本で調べると、Ca(OH)2を水で溶かすと強いアルカリ性になる。誤飲すると、口内や、食道が炎症したり、目に入ると、失明したりする。大変危険な薬品であった。
「開封厳禁」の理由は、ここにもあったことが分かった。
[調べる]
CaOが水と反応してCa(OH)2に変化するならば、逆にCa(OH)2を熱して水分を飛ばせば、また、CaOに戻るのだろうか?フライパンで炒めればよいだろうか。
本で調べた結果、確かに加熱すれば戻るが400℃まで加熱しなければならない。家庭のフライパンでいためるぐらいでは温度が足りないため、家ではできないようである。
乾燥材にはほかに透明な粒粒のシリカゲルがある。それについても調べてみた。
シリカゲルとはメタケイ酸ナトリウム(Na2SiO3)を処理して乾燥させたもので、一見、ビーズ大の大きさだが表面がでこぼこしていて、大変表面積が大きく、この小さな穴に水分を吸着し、湿気を取る。家庭でフライパンで水分を飛ばせば、効力は落ちていくが再利用が可能なうえ、毒性がない。
ではなぜ、安全で再利用可能なシリカゲルではなく、石灰乾燥剤を利用することが多いのか。製造元の坂本石灰工業株式会社に問い合わせてみた。
「石灰乾燥剤は安価で吸湿力が優れている。1gに対し、水分を3.2g吸湿できるのに対し、シリカゲルは保管状態に左右されやすく、よくて2.5gしか吸湿できない。

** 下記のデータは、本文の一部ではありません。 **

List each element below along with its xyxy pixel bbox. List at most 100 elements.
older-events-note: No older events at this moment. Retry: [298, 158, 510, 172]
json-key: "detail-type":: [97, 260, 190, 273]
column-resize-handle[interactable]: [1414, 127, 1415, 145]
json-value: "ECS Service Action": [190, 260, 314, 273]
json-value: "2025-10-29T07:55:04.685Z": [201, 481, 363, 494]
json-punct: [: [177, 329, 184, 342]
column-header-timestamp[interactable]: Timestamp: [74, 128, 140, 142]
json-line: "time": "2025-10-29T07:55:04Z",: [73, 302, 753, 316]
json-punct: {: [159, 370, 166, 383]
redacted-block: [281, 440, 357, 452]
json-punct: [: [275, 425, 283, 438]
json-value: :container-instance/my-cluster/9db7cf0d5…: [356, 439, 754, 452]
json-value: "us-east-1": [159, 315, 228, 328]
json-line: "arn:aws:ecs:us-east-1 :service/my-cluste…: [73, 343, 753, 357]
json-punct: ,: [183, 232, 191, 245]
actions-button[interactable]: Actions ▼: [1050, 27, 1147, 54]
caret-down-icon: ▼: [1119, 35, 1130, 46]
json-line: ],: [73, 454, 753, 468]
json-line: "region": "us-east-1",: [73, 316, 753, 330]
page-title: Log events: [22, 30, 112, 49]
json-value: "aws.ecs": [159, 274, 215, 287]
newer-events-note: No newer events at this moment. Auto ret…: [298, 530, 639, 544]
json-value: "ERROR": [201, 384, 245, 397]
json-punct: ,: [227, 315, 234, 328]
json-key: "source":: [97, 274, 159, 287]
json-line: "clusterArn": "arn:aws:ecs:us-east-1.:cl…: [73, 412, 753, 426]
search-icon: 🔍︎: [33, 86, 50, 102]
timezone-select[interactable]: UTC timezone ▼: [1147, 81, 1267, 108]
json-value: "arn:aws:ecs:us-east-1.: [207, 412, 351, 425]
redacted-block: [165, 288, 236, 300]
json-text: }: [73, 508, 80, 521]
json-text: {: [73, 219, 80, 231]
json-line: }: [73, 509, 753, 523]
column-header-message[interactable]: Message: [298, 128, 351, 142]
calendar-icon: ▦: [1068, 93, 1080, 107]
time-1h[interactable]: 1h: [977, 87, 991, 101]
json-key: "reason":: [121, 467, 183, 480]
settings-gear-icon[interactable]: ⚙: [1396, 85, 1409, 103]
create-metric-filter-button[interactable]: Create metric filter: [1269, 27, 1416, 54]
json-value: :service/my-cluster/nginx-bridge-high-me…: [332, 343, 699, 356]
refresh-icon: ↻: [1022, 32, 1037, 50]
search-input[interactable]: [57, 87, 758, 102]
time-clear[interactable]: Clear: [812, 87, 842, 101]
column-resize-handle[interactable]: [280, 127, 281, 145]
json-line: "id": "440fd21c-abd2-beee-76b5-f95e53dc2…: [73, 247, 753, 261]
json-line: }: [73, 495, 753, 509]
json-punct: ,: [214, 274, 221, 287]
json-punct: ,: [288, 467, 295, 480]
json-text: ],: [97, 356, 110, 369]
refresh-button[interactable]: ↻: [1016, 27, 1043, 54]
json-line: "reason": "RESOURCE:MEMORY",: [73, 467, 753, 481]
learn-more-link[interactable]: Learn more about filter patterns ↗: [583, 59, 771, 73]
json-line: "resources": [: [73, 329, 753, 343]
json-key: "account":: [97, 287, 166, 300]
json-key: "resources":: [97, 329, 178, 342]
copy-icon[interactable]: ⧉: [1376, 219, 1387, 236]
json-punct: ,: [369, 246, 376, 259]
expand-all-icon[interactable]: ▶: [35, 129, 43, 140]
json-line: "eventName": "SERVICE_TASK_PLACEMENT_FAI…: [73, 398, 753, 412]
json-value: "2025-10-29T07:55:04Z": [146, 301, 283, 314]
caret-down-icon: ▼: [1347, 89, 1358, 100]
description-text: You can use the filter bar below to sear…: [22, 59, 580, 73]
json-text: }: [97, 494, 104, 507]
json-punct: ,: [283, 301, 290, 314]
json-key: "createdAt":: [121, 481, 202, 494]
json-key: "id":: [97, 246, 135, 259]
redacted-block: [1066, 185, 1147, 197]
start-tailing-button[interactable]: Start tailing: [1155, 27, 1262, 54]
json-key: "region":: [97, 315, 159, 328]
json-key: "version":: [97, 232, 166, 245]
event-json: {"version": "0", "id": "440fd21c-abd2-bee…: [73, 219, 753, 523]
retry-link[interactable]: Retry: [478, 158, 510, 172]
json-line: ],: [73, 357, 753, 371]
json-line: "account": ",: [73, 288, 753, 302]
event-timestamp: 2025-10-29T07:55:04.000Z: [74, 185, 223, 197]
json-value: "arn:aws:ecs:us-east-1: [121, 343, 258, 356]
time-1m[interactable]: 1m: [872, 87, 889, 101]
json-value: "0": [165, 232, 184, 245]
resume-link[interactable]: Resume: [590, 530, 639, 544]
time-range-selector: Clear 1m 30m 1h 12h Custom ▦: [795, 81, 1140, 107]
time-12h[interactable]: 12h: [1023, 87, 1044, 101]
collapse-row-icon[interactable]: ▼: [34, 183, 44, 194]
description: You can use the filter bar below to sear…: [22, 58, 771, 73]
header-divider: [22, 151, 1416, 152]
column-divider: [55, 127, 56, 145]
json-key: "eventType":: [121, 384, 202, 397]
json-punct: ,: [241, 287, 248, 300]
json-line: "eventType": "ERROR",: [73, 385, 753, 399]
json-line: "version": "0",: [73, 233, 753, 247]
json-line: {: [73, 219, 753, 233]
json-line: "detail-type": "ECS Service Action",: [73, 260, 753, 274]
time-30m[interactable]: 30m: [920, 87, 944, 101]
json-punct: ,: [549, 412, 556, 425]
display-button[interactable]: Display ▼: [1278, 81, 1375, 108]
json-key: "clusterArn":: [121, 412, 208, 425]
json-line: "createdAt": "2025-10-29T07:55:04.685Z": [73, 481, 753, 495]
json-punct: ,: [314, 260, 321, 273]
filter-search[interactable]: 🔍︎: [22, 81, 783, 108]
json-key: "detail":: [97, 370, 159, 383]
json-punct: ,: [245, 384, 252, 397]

これにより、せんべいやのりなど、可能な限り湿度を取り除く必要がある場合、やはり石灰乾燥剤を使用するようである。」
また、「現在、発熱量をできるだけ低くした製品が研究され、50℃以上には発熱しないように改良されている。また、包装紙には、はっ水性のコーティングをしていて、湿気は吸っても、水がしみこみ、急激な反応が起こらないようになっている。湿気をすうだけでは、直接水と反応させる実験と違い、温度は上がらない。」
とのことであった。
[まとめ]
はじめ僕が疑問に思った石灰乾燥剤の謎は、今回の実験と、先生の助言により、すべて解決することができた。今回の実験と、先生の助言により、すべて解決することができた。
中身の正体や、その働き、注意書きの理由などについて、わかったことの要点をまとめた。
安全に正しくこの石灰乾燥剤を利用すれば、安価で便利なものである。
今回の研究にあたり、実際、テレビや本でしか見たことのない専門の機材を実際に僕が自分で使わせていただけたことは、非常にうれしく感動した。
何から何まで目新しい環境の中で、初めは緊張して戸惑ってしまったが、家にある顕微鏡では見えない世界があること、物質と物質を混ぜると火も使わないのに発熱したり、気体が発生したり、時には、危険物に変化する場合もあることを学んだ。
科学の世界は、不思議と謎がいっぱいだ。これから、科学を勉強していくのが、今から楽しみだ。
今回の研究において、僕に新しい世界を教えてくださった先生に心から感謝申し上げる。
また、親切に問い合わせにこたえてくださった坂本石灰工業の皆様、そして、協力してくれた両親にも感謝している。
皆様、本当にありがとうございました。